LVII

La première âme venue ne peut pas porter le bonheur. Il y a le courage du bonheur, comme il y a le courage du malheur. Peut-être faut-il plus de force pour continuer d'être heureux que pour continuer à être malheureux; car l'attente de ce qu'il n'a pas encore donne plus de joie au coeur qui n'est pas sage que la pleine possession de tout ce qu'il a désiré. C'est du sommet d'un bonheur permanent qu'on voit le mieux les désirs de ce coeur qui semble ne pouvoir se nourrir que de crainte ou d'espoir, et qui a tant de mal à se nourrir de ce qu'il a, alors même qu'il a tout.

On voit souvent des êtres forts et pleins de prudence morale, vaincus par le bonheur.
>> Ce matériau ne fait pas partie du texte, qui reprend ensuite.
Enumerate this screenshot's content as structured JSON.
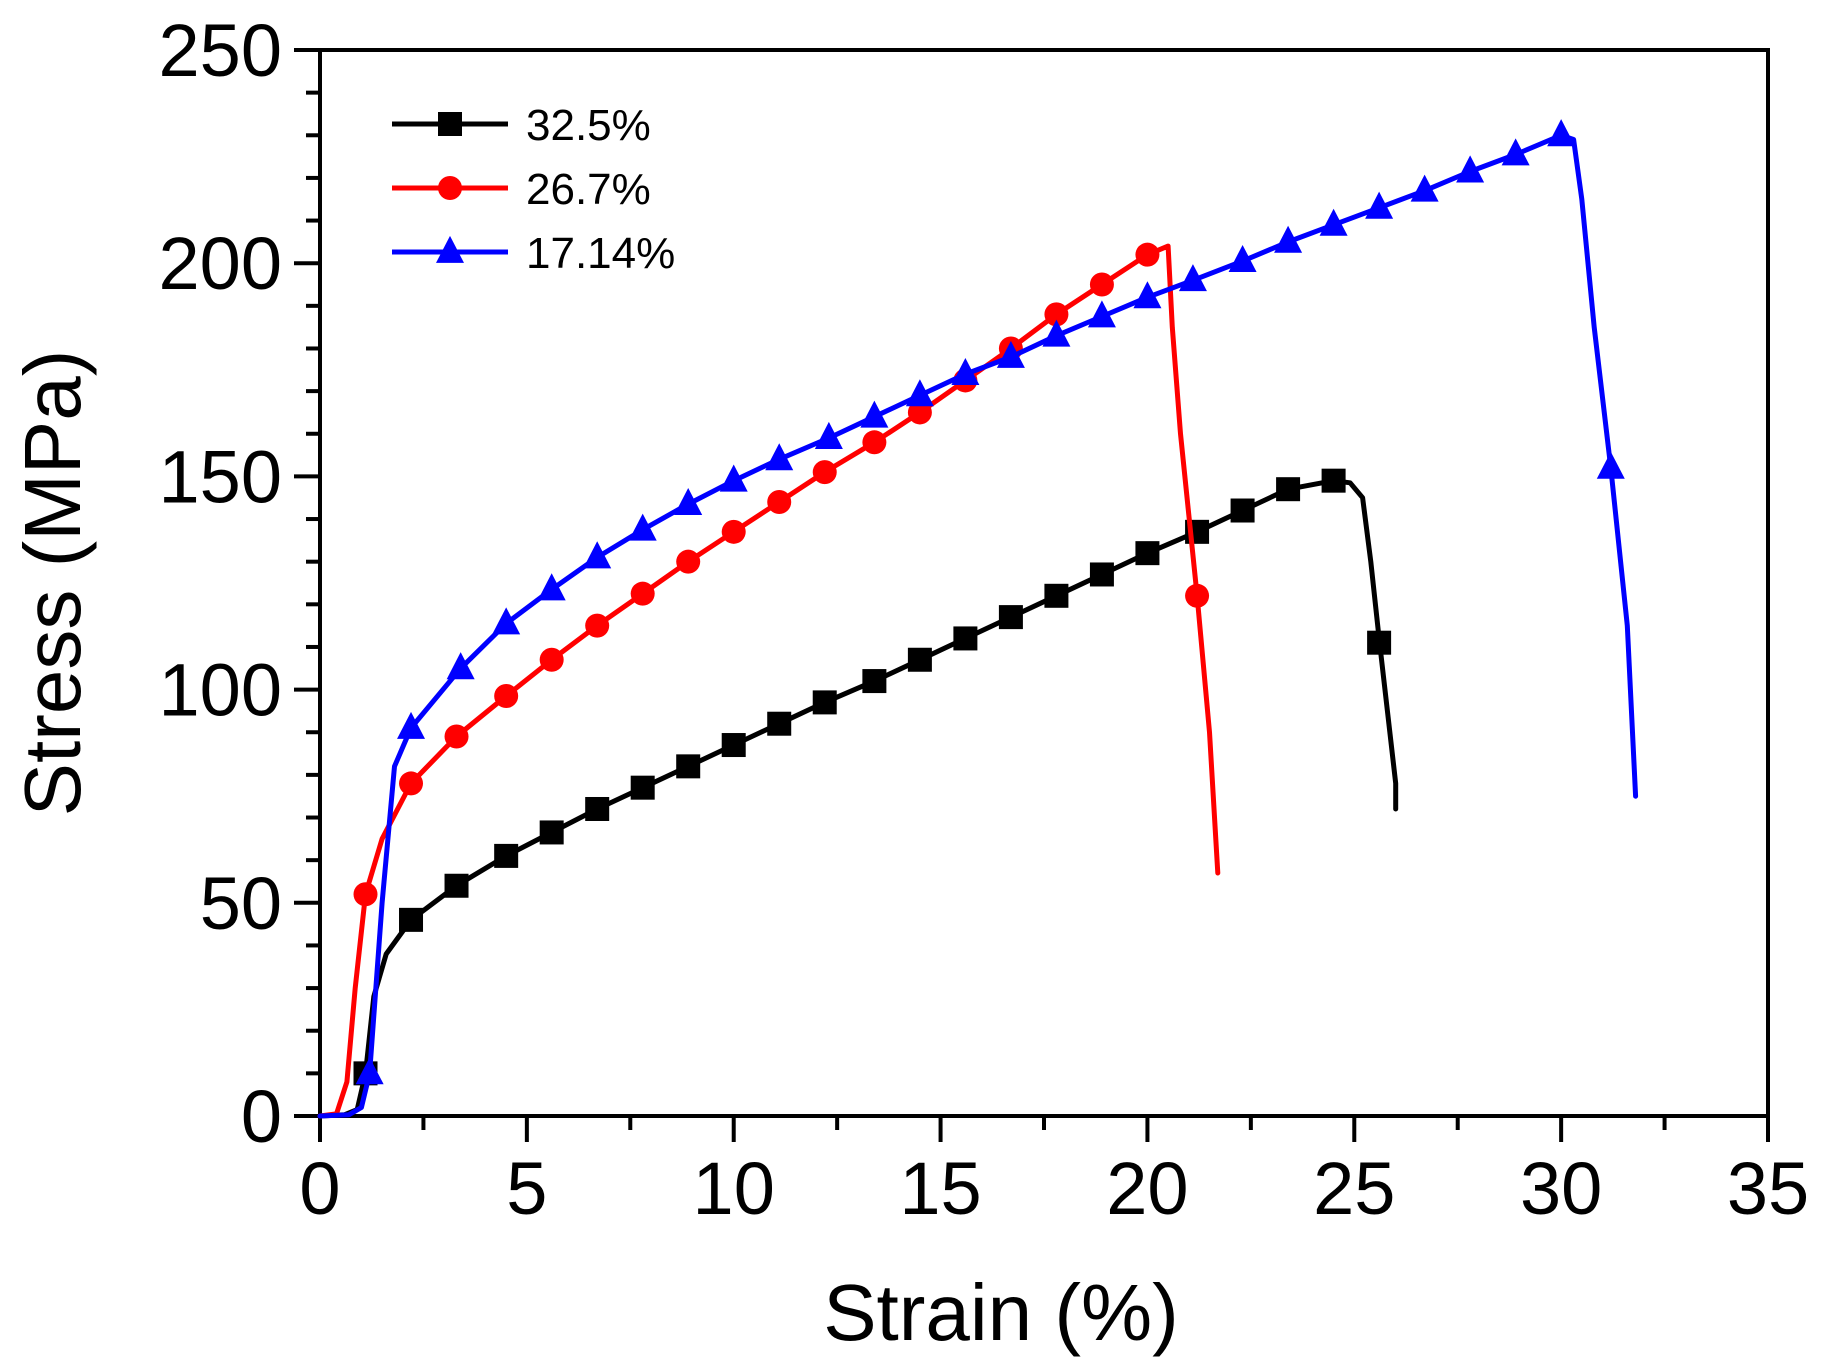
{
  "chart_data": {
    "type": "line",
    "title": "",
    "xlabel": "Strain (%)",
    "ylabel": "Stress (MPa)",
    "xlim": [
      0,
      35
    ],
    "ylim": [
      0,
      250
    ],
    "xticks": [
      0,
      5,
      10,
      15,
      20,
      25,
      30,
      35
    ],
    "xtick_labels": [
      "0",
      "5",
      "10",
      "15",
      "20",
      "25",
      "30",
      "35"
    ],
    "yticks": [
      0,
      50,
      100,
      150,
      200,
      250
    ],
    "ytick_labels": [
      "0",
      "50",
      "100",
      "150",
      "200",
      "250"
    ],
    "grid": false,
    "legend_position": "top-left",
    "series": [
      {
        "name": "32.5%",
        "color": "#000000",
        "marker": "square",
        "curve": [
          [
            0,
            0
          ],
          [
            0.6,
            0.3
          ],
          [
            0.9,
            1.5
          ],
          [
            1.1,
            10
          ],
          [
            1.3,
            28
          ],
          [
            1.6,
            38
          ],
          [
            2.2,
            46
          ],
          [
            3.3,
            54
          ],
          [
            4.5,
            61
          ],
          [
            5.6,
            66.5
          ],
          [
            6.7,
            72
          ],
          [
            7.8,
            77
          ],
          [
            8.9,
            82
          ],
          [
            10,
            87
          ],
          [
            11.1,
            92
          ],
          [
            12.2,
            97
          ],
          [
            13.4,
            102
          ],
          [
            14.5,
            107
          ],
          [
            15.6,
            112
          ],
          [
            16.7,
            117
          ],
          [
            17.8,
            122
          ],
          [
            18.9,
            127
          ],
          [
            20,
            132
          ],
          [
            21.2,
            137
          ],
          [
            22.3,
            142
          ],
          [
            23.4,
            147
          ],
          [
            24.5,
            149
          ],
          [
            24.9,
            148.5
          ],
          [
            25.2,
            145
          ],
          [
            25.4,
            130
          ],
          [
            25.6,
            112
          ],
          [
            25.8,
            95
          ],
          [
            26,
            78
          ],
          [
            26,
            72
          ]
        ],
        "markers": [
          [
            1.1,
            10
          ],
          [
            2.2,
            46
          ],
          [
            3.3,
            54
          ],
          [
            4.5,
            61
          ],
          [
            5.6,
            66.5
          ],
          [
            6.7,
            72
          ],
          [
            7.8,
            77
          ],
          [
            8.9,
            82
          ],
          [
            10,
            87
          ],
          [
            11.1,
            92
          ],
          [
            12.2,
            97
          ],
          [
            13.4,
            102
          ],
          [
            14.5,
            107
          ],
          [
            15.6,
            112
          ],
          [
            16.7,
            117
          ],
          [
            17.8,
            122
          ],
          [
            18.9,
            127
          ],
          [
            20,
            132
          ],
          [
            21.2,
            137
          ],
          [
            22.3,
            142
          ],
          [
            23.4,
            147
          ],
          [
            24.5,
            149
          ],
          [
            25.6,
            111
          ]
        ]
      },
      {
        "name": "26.7%",
        "color": "#ff0000",
        "marker": "circle",
        "curve": [
          [
            0,
            0
          ],
          [
            0.4,
            0.5
          ],
          [
            0.65,
            8
          ],
          [
            0.85,
            30
          ],
          [
            1.1,
            52
          ],
          [
            1.5,
            65
          ],
          [
            2.2,
            78
          ],
          [
            3.3,
            89
          ],
          [
            4.5,
            98.5
          ],
          [
            5.6,
            107
          ],
          [
            6.7,
            115
          ],
          [
            7.8,
            122.5
          ],
          [
            8.9,
            130
          ],
          [
            10,
            137
          ],
          [
            11.1,
            144
          ],
          [
            12.2,
            151
          ],
          [
            13.4,
            158
          ],
          [
            14.5,
            165
          ],
          [
            15.6,
            172.5
          ],
          [
            16.7,
            180
          ],
          [
            17.8,
            188
          ],
          [
            18.9,
            195
          ],
          [
            20,
            202
          ],
          [
            20.5,
            204
          ],
          [
            20.6,
            185
          ],
          [
            20.8,
            160
          ],
          [
            21.2,
            122
          ],
          [
            21.5,
            90
          ],
          [
            21.7,
            57
          ]
        ],
        "markers": [
          [
            1.1,
            52
          ],
          [
            2.2,
            78
          ],
          [
            3.3,
            89
          ],
          [
            4.5,
            98.5
          ],
          [
            5.6,
            107
          ],
          [
            6.7,
            115
          ],
          [
            7.8,
            122.5
          ],
          [
            8.9,
            130
          ],
          [
            10,
            137
          ],
          [
            11.1,
            144
          ],
          [
            12.2,
            151
          ],
          [
            13.4,
            158
          ],
          [
            14.5,
            165
          ],
          [
            15.6,
            172.5
          ],
          [
            16.7,
            180
          ],
          [
            17.8,
            188
          ],
          [
            18.9,
            195
          ],
          [
            20,
            202
          ],
          [
            21.2,
            122
          ]
        ]
      },
      {
        "name": "17.14%",
        "color": "#0000ff",
        "marker": "triangle",
        "curve": [
          [
            0,
            0
          ],
          [
            0.7,
            0.3
          ],
          [
            1.0,
            2
          ],
          [
            1.2,
            10
          ],
          [
            1.5,
            50
          ],
          [
            1.8,
            82
          ],
          [
            2.2,
            91
          ],
          [
            3.4,
            105
          ],
          [
            4.5,
            115.5
          ],
          [
            5.6,
            123.5
          ],
          [
            6.7,
            131
          ],
          [
            7.8,
            137.5
          ],
          [
            8.9,
            143.5
          ],
          [
            10,
            149
          ],
          [
            11.1,
            154
          ],
          [
            12.3,
            159
          ],
          [
            13.4,
            164
          ],
          [
            14.5,
            169
          ],
          [
            15.6,
            174
          ],
          [
            16.7,
            178
          ],
          [
            17.8,
            183
          ],
          [
            18.9,
            187.5
          ],
          [
            20,
            192
          ],
          [
            21.1,
            196
          ],
          [
            22.3,
            200.5
          ],
          [
            23.4,
            205
          ],
          [
            24.5,
            209
          ],
          [
            25.6,
            213
          ],
          [
            26.7,
            217
          ],
          [
            27.8,
            221.5
          ],
          [
            28.9,
            225.5
          ],
          [
            30,
            230
          ],
          [
            30.3,
            229
          ],
          [
            30.5,
            215
          ],
          [
            30.8,
            185
          ],
          [
            31.2,
            152
          ],
          [
            31.6,
            115
          ],
          [
            31.8,
            75
          ]
        ],
        "markers": [
          [
            1.2,
            10
          ],
          [
            2.2,
            91
          ],
          [
            3.4,
            105
          ],
          [
            4.5,
            115.5
          ],
          [
            5.6,
            123.5
          ],
          [
            6.7,
            131
          ],
          [
            7.8,
            137.5
          ],
          [
            8.9,
            143.5
          ],
          [
            10,
            149
          ],
          [
            11.1,
            154
          ],
          [
            12.3,
            159
          ],
          [
            13.4,
            164
          ],
          [
            14.5,
            169
          ],
          [
            15.6,
            174
          ],
          [
            16.7,
            178
          ],
          [
            17.8,
            183
          ],
          [
            18.9,
            187.5
          ],
          [
            20,
            192
          ],
          [
            21.1,
            196
          ],
          [
            22.3,
            200.5
          ],
          [
            23.4,
            205
          ],
          [
            24.5,
            209
          ],
          [
            25.6,
            213
          ],
          [
            26.7,
            217
          ],
          [
            27.8,
            221.5
          ],
          [
            28.9,
            225.5
          ],
          [
            30,
            230
          ],
          [
            31.2,
            152
          ]
        ]
      }
    ]
  }
}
N'y trouvant pas tout ce qu'ils y cherchaient, ils ne le défendent ni ne le retiennent avec l'énergie qu'il faudrait toujours déployer dans la vie. Ah! qu'il faut être sage, pour ne plus s'étonner que le bonheur apporte aussi de la tristesse, et pour que cette tristesse ne nous incline pas à croire que nous ne possédons pas encore le bonheur véritable! Ce qu'on trouve de meilleur dans le bonheur, c'est la certitude qu'il n'est pas une chose qui enivre, mais qui fait réfléchir. Il est plus accessible et il devient moins rare, une fois qu'on a appris que le seul don qu'il laisse à l'âme qui sait en profiter; c'est un élargissement de conscience qu'elle n'aurait point trouvé ailleurs. Il est plus important pour l'âme humaine de savoir la valeur d'un bonheur que d'en jouir. Il est nécessaire de savoir bien des choses pour aimer longtemps le bonheur; il est indispensable d'en savoir bien davantage pour reconnaître qu'au sein d'un bonheur sans orage la partie fixe et stable de toute félicité se trouve uniquement dans cette force, qui, tout au fond de notre conscience, pourrait nous rendre heureux au sein du malheur même. Vous ne pouvez vous dire heureux que lorsque le bonheur vous a aidé à gravir des hauteurs d'où vous pouvez le perdre de vue, sans perdre en même temps votre désir de vivre.